“No,” said Mitchell firmly. “No, get Zane to email them to me. And tell him to let me know if he has any food allergies, dislikes or other quirks. Broadband is fibre and second to none here, so you can put his mind at rest there. And I want a list of the top five things he wants to do while he’s over—”
“I don’t think he knows enough about Hong Kong—”
“Then tell him to start researching. He’s going to need those skills for uni. If he has a checklist, he can tick things off while he’s here.”
Right then, another caller’s name popped up on his screen, one he had been expecting earlier.
“Thank you, Mitch,” said Ellie. “Rob will be relieved—”
“Sorry, Ellie. Can we pick this up on Sunday? I’ve got my boss on the other line.”
“Bugger off, then. I’ll book his flights. Speak Sunday.”
Mitchell thumbed the incoming call.
“Mitchell. Where are you?” came the irritated voice of his boss, Pauline Ng.
“In a taxi. Heading to a friend’s place for a family gathering. I tried to find you on my way out, but your secretary said you were busy.”
“I was. I am,” said Pauline, as dismissively as ever. “I wanted to speak to you privately.”
“Do you want me to head back in?”
“No, no. There’s no need. Do you have time to talk now?”
“Fire away.”
* * * *
Half an hour later, holding a glass of red wine, Mitchell glowered through the floor-to-ceiling windows of Beth and Kate’s lavish eighteenth-floor Repulse Bay apartment. The whole southwestern end housed a wall of enormous windowpanes. That evening they framed a spectacular fiery sunset across the South China Sea. At any other time, the sight might have lifted his spirits.
He should have ignored Pauline’s call. Then again, she was like a terrier and would have kept ringing until he’d answered. Why did she always choose to confide unwelcome news late in the day? And just before a weekend or a public holiday? Whycould she not let him enjoy his day off? Plans to close down their office in Hong Kong and relocate all departmental functions to Singapore or London told on Tuesday evening would still be the same gut-wrenching news come Thursday morning.
He knew why. Pauline wanted him to start getting his head around logistics and planning what would happen without being distracted by day-to-day work. Was it her fault if the strictly confidential news ruined his day off?
Her special initiative was going to be horrendous. There would be multiple redundancies. Statutory severance payouts bordered on pitiful, and unless the organisation matched the more generous British redundancy calculations—which was unlikely—many good local people would have a paltry handout and no livelihood. In the weeks and months following the end of the pandemic, they had reduced headcount by around five per cent. But in all his years in Hong Kong, working for the same bank, something felt different about this, brutal and final—and personal.

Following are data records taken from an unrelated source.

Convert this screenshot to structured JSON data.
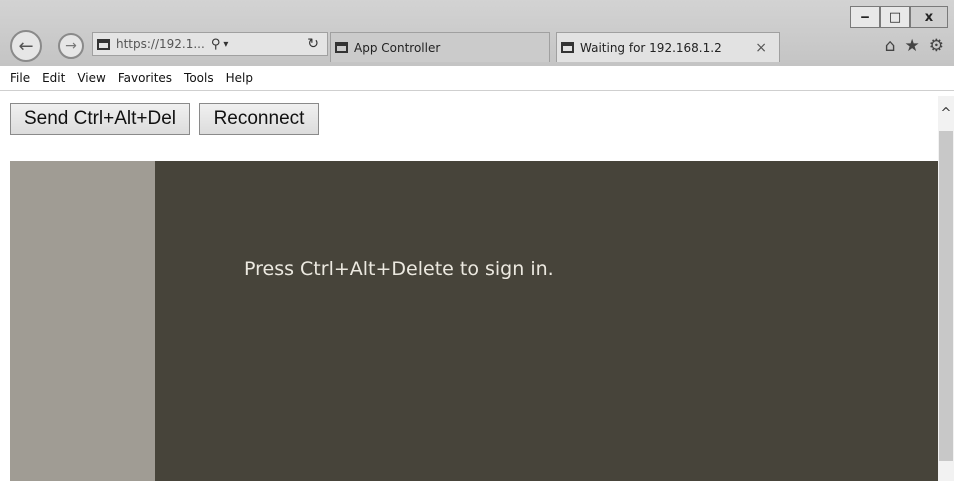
{
  "browser": {
    "address": {
      "text": "https://192.1...",
      "search_glyph": "⚲",
      "dropdown_glyph": "▾",
      "refresh_glyph": "↻"
    },
    "tabs": [
      {
        "label": "App Controller",
        "active": false
      },
      {
        "label": "Waiting for 192.168.1.2",
        "active": true,
        "close_glyph": "×"
      }
    ],
    "window_controls": {
      "minimize": "‒",
      "maximize": "□",
      "close": "x"
    },
    "tool_icons": {
      "home": "⌂",
      "favorites": "★",
      "settings": "⚙"
    },
    "nav": {
      "back": "←",
      "forward": "→"
    }
  },
  "menu": [
    "File",
    "Edit",
    "View",
    "Favorites",
    "Tools",
    "Help"
  ],
  "toolbar": {
    "send_cad_label": "Send Ctrl+Alt+Del",
    "reconnect_label": "Reconnect"
  },
  "remote": {
    "message": "Press Ctrl+Alt+Delete to sign in.",
    "background_color": "#47443a",
    "side_panel_color": "#a09c94"
  },
  "scrollbar": {
    "up_glyph": "^"
  }
}
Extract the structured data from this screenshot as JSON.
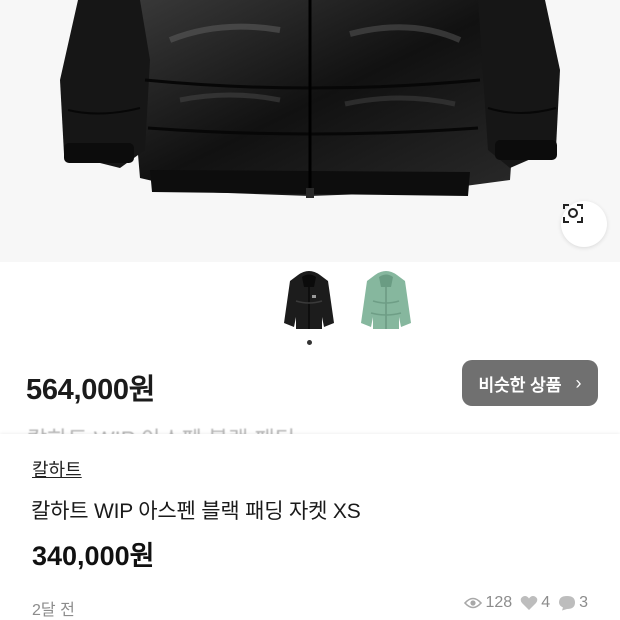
{
  "gallery": {
    "lens_icon": "image-search-icon",
    "thumbnails": [
      {
        "name": "thumbnail-black-jacket",
        "color": "#1c1c1c"
      },
      {
        "name": "thumbnail-green-jacket",
        "color": "#86b79e"
      }
    ],
    "active_index": 0
  },
  "background_listing": {
    "price": "564,000원",
    "similar_button_label": "비슷한 상품",
    "title_fragment": "칼하트 WIP 아스펜 블랙 패딩"
  },
  "product": {
    "brand": "칼하트",
    "title": "칼하트 WIP 아스펜 블랙 패딩 자켓 XS",
    "price": "340,000원",
    "posted": "2달 전",
    "views": "128",
    "likes": "4",
    "chats": "3"
  },
  "colors": {
    "jacket_black": "#161616",
    "jacket_green": "#86b79e",
    "button_gray": "#646464",
    "meta_gray": "#8c8c8c"
  }
}
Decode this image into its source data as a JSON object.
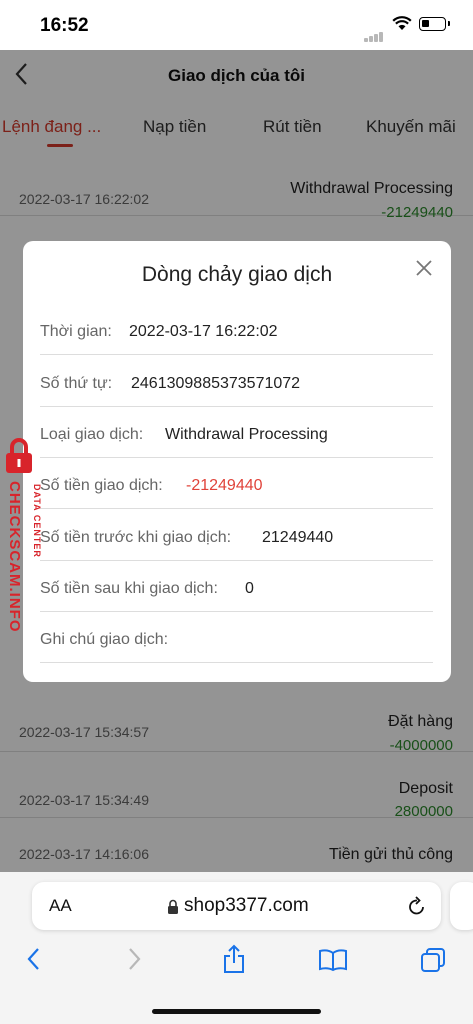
{
  "status_bar": {
    "time": "16:52"
  },
  "header": {
    "title": "Giao dịch của tôi"
  },
  "tabs": [
    {
      "label": "Lệnh đang ...",
      "active": true
    },
    {
      "label": "Nạp tiền"
    },
    {
      "label": "Rút tiền"
    },
    {
      "label": "Khuyến mãi"
    }
  ],
  "transactions": [
    {
      "date": "2022-03-17 16:22:02",
      "type": "Withdrawal Processing",
      "amount": "-21249440"
    },
    {
      "date": "2022-03-17 15:34:57",
      "type": "Đặt hàng",
      "amount": "-4000000"
    },
    {
      "date": "2022-03-17 15:34:49",
      "type": "Deposit",
      "amount": "2800000"
    },
    {
      "date": "2022-03-17 14:16:06",
      "type": "Tiền gửi thủ công",
      "amount": ""
    }
  ],
  "modal": {
    "title": "Dòng chảy giao dịch",
    "fields": [
      {
        "label": "Thời gian:",
        "value": "2022-03-17 16:22:02"
      },
      {
        "label": "Số thứ tự:",
        "value": "2461309885373571072"
      },
      {
        "label": "Loại giao dịch:",
        "value": "Withdrawal Processing"
      },
      {
        "label": "Số tiền giao dịch:",
        "value": "-21249440"
      },
      {
        "label": "Số tiền trước khi giao dịch:",
        "value": "21249440"
      },
      {
        "label": "Số tiền sau khi giao dịch:",
        "value": "0"
      },
      {
        "label": "Ghi chú giao dịch:",
        "value": ""
      }
    ]
  },
  "watermark": {
    "line1": "DATA CENTER",
    "line2": "CHECKSCAM.INFO"
  },
  "browser": {
    "text_size": "AA",
    "url": "shop3377.com"
  },
  "colors": {
    "accent": "#d63a2b",
    "positive": "#2c8a2c",
    "negative": "#e0433a",
    "ios_blue": "#1a73e8"
  },
  "icons": [
    "back-icon",
    "close-icon",
    "lock-icon",
    "reload-icon",
    "share-icon",
    "bookmarks-icon",
    "tabs-icon",
    "wifi-icon",
    "battery-icon"
  ]
}
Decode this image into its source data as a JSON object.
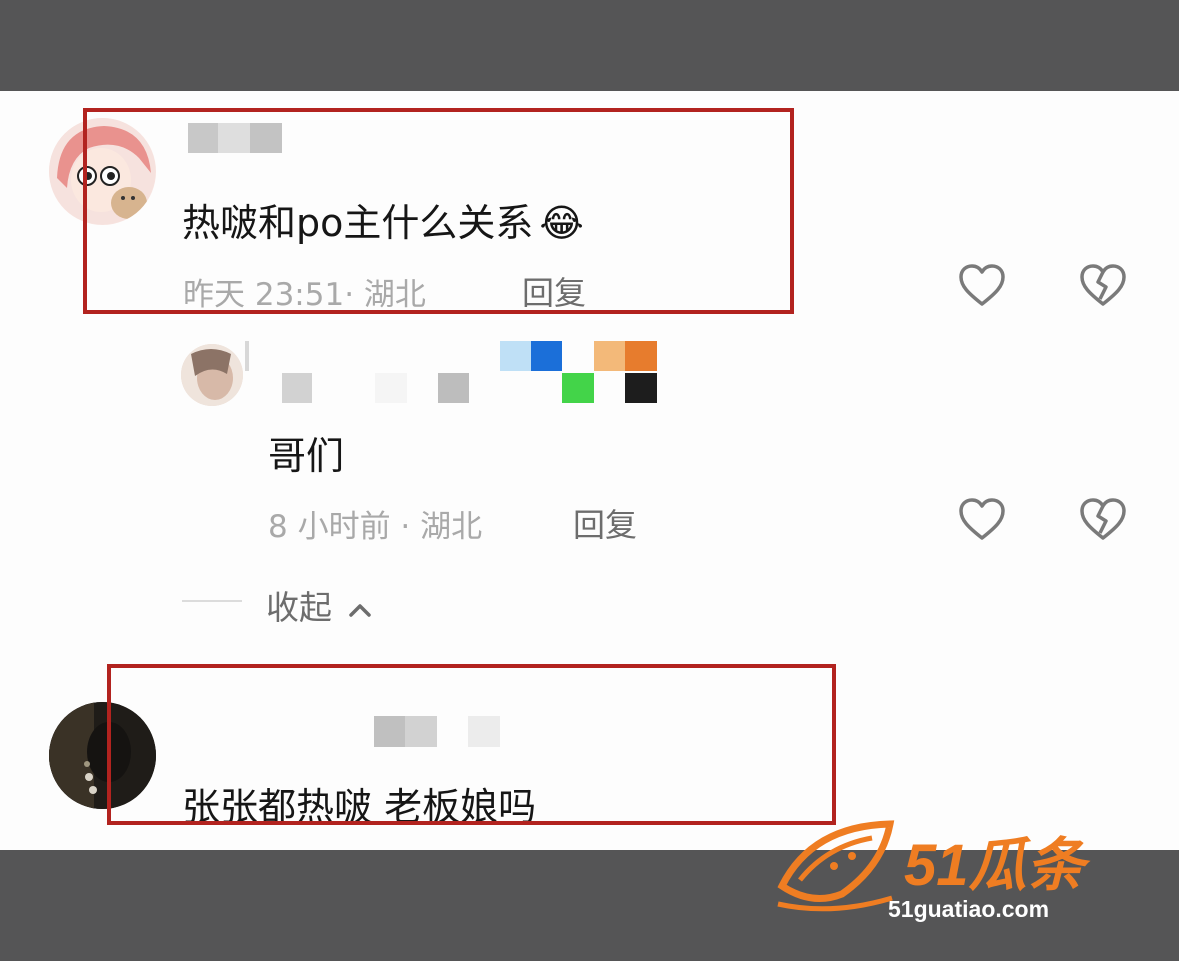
{
  "comments": [
    {
      "text": "热啵和po主什么关系",
      "emoji": "😂",
      "time_location": "昨天 23:51· 湖北",
      "reply_label": "回复"
    },
    {
      "text": "哥们",
      "time_location": "8 小时前 · 湖北",
      "reply_label": "回复"
    },
    {
      "text": "张张都热啵 老板娘吗"
    }
  ],
  "collapse_label": "收起",
  "icons": {
    "like": "heart-outline-icon",
    "dislike": "broken-heart-icon",
    "collapse": "chevron-up-icon"
  },
  "colors": {
    "highlight_box": "#b2231f",
    "meta_text": "#a9a9a9",
    "watermark_orange": "#ef7d22"
  },
  "watermark": {
    "logo_text": "51瓜条",
    "domain": "51guatiao.com"
  }
}
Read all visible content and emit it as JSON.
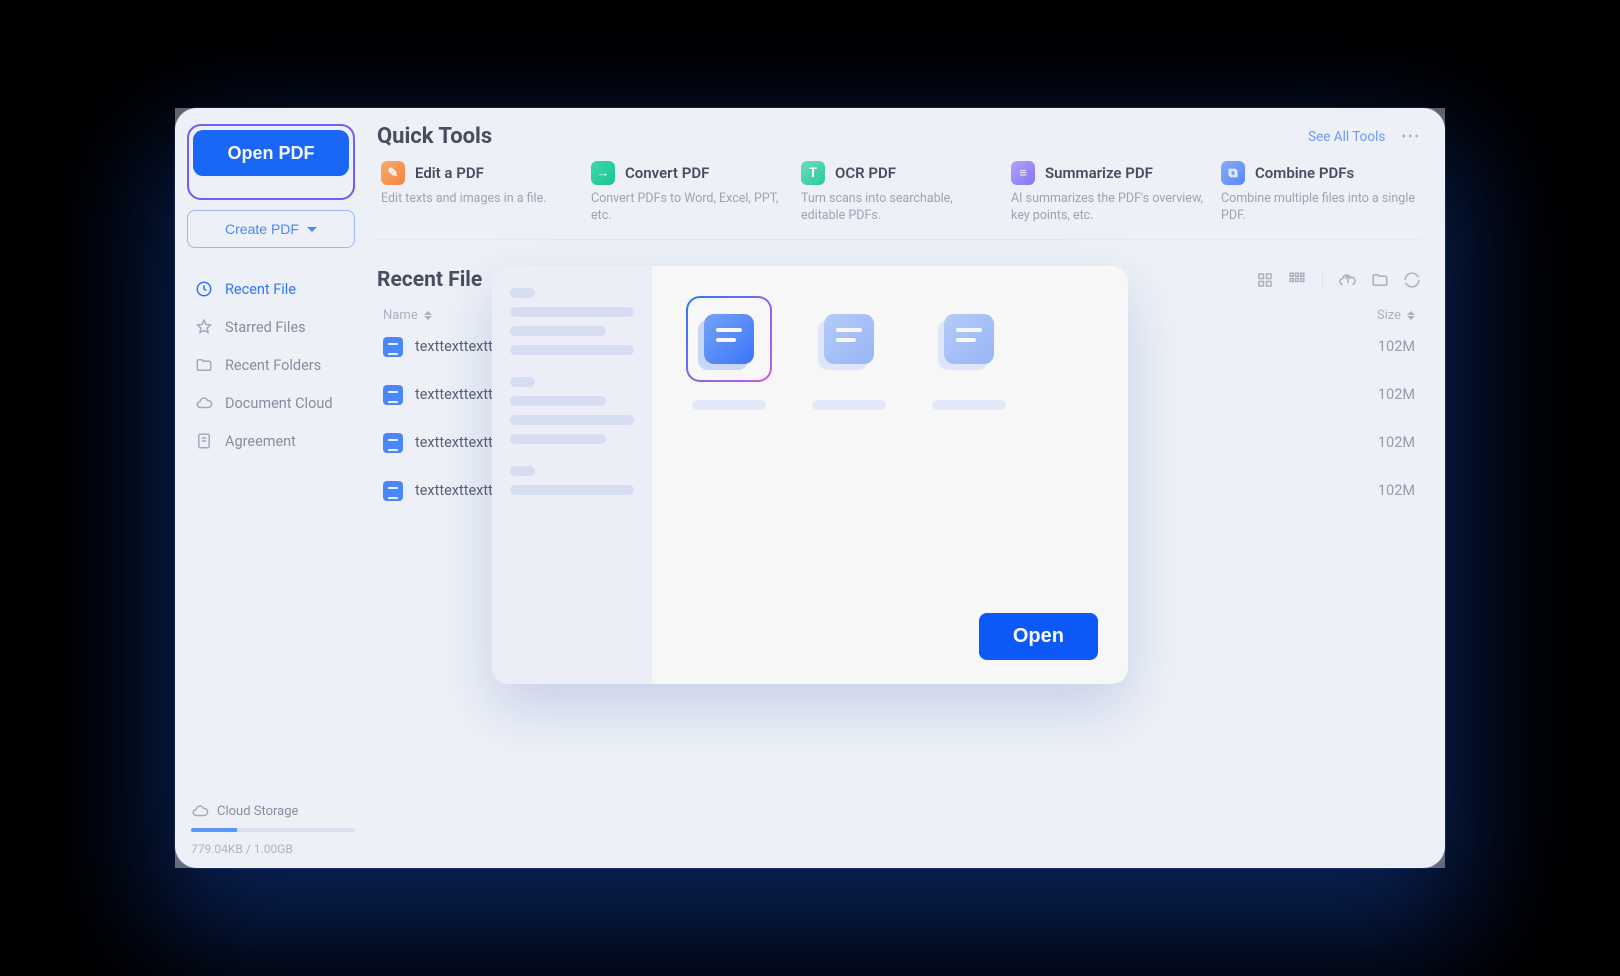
{
  "sidebar": {
    "open_pdf_label": "Open PDF",
    "create_pdf_label": "Create PDF",
    "nav": [
      {
        "id": "recent-file",
        "label": "Recent File",
        "active": true
      },
      {
        "id": "starred-files",
        "label": "Starred Files",
        "active": false
      },
      {
        "id": "recent-folders",
        "label": "Recent Folders",
        "active": false
      },
      {
        "id": "document-cloud",
        "label": "Document Cloud",
        "active": false
      },
      {
        "id": "agreement",
        "label": "Agreement",
        "active": false
      }
    ],
    "storage_label": "Cloud Storage",
    "storage_text": "779.04KB / 1.00GB"
  },
  "header": {
    "quick_tools_title": "Quick Tools",
    "see_all_label": "See All Tools"
  },
  "tools": [
    {
      "id": "edit",
      "title": "Edit a PDF",
      "desc": "Edit texts and images in a file."
    },
    {
      "id": "conv",
      "title": "Convert PDF",
      "desc": "Convert PDFs to Word, Excel, PPT, etc."
    },
    {
      "id": "ocr",
      "title": "OCR PDF",
      "desc": "Turn scans into searchable, editable PDFs."
    },
    {
      "id": "sum",
      "title": "Summarize PDF",
      "desc": "AI summarizes the PDF's overview, key points, etc."
    },
    {
      "id": "comb",
      "title": "Combine PDFs",
      "desc": "Combine multiple files into a single PDF."
    }
  ],
  "recent": {
    "title": "Recent File",
    "col_name": "Name",
    "col_size": "Size",
    "files": [
      {
        "name": "texttexttexttexttext",
        "size": "102M"
      },
      {
        "name": "texttexttexttexttext",
        "size": "102M"
      },
      {
        "name": "texttexttexttexttext",
        "size": "102M"
      },
      {
        "name": "texttexttexttexttext",
        "size": "102M"
      }
    ]
  },
  "modal": {
    "open_label": "Open"
  }
}
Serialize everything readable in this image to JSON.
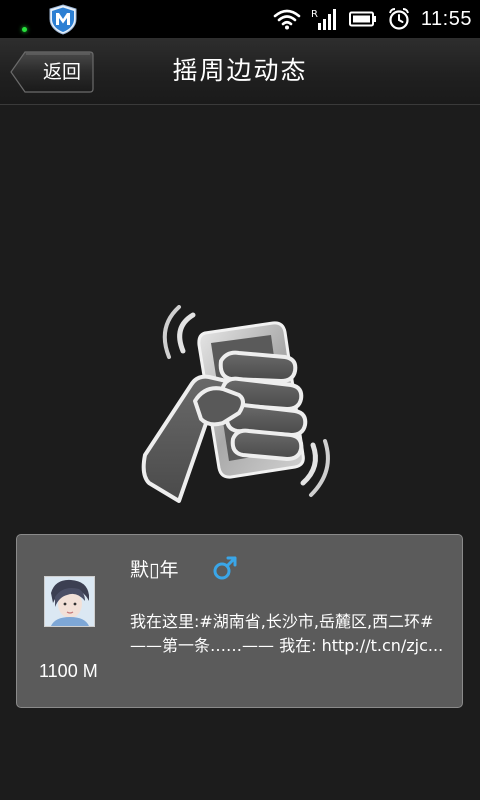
{
  "status_bar": {
    "time": "11:55",
    "icons": [
      "notification-dot",
      "shield-m-icon",
      "wifi-icon",
      "signal-icon",
      "battery-icon",
      "alarm-icon"
    ]
  },
  "header": {
    "back_label": "返回",
    "title": "摇周边动态"
  },
  "illustration": {
    "icon": "shake-phone-icon"
  },
  "result": {
    "nickname": "默▯年",
    "gender": "male",
    "gender_symbol": "♂",
    "gender_color": "#3aa6e8",
    "distance": "1100 M",
    "status_text": "我在这里:#湖南省,长沙市,岳麓区,西二环#——第一条……—— 我在: http://t.cn/zjc..."
  },
  "colors": {
    "background": "#1c1c1c",
    "card": "#5b5b5b",
    "accent_green": "#27e03c"
  }
}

“What do you think, Mitchell, darling? About Colton Underwood? Mark says he should have stayed in the closet,” said Harold, wrenching him away from his thoughts. Of all the group, sixty-eight-year-old Harold could read Mitchell’s mood better than anyone, and honestly, he was grateful for the distraction.
“I don’t know who that is,” said Mitchell, half-heartedly but truthfully. “Is he Carrie Underwood’s brother?”
He had not meant the remark to be funny but chuckled along with the men standing around him, whose earnestness had dissolved into mirth.
“Darling,” said Harold, shaking his head. “You are very close to losing your membership—”
“Be nice, Harold,” said Mark. “At least he knows who Carrie Underwood is. Surely that has to count for something.”
“I suppose we should allow some slack. He is a banker, after all,” said Harold.
Harold Choi had been Mitchell’s best friend for over eight years. Now confined to a motorised wheelchair due to a rare spinal tumour, he stayed as active as his condition allowed. Always escorted by his long-term partner, William, he provided a voice of reason and sound advice in Mitchell’s life. Long before the illness, Harold had worked tirelessly and sold his Hong Kong property business for a premium. With too much time on his hands and reduced mobility, he knew everything about the global entertainment industry but rarely paid any attention to the finer points of his friends’ lives.
“I’m a human resources manager for Charteris Bank.”
“Hiring and firing?” asked a grinning Mark—a simplistic view of his work but one that felt entirely accurate that particular evening. “Or are you a jack of all trades?”
Canadian Mark Doolen was the youngest and newest group member. He sported the kind of clean-cut and wholesome handsomeness characterised by young disciples of the Church of Latter-Day Saints. Mark had been in Hong Kong less time than any of them, and his introduction to the region had been a stint at a lacklustre quarantine hotel at the tail end of the pandemic pantomime. They had met only once before. Mitchell liked him and felt a mutual connection, more of respect than attraction. He sensed Mark was attracted to a particular type, a specific group into which none of their crowd fell.
“Jack of all trades,” muttered William, stationed behind Harold’s chair. “Master of none.”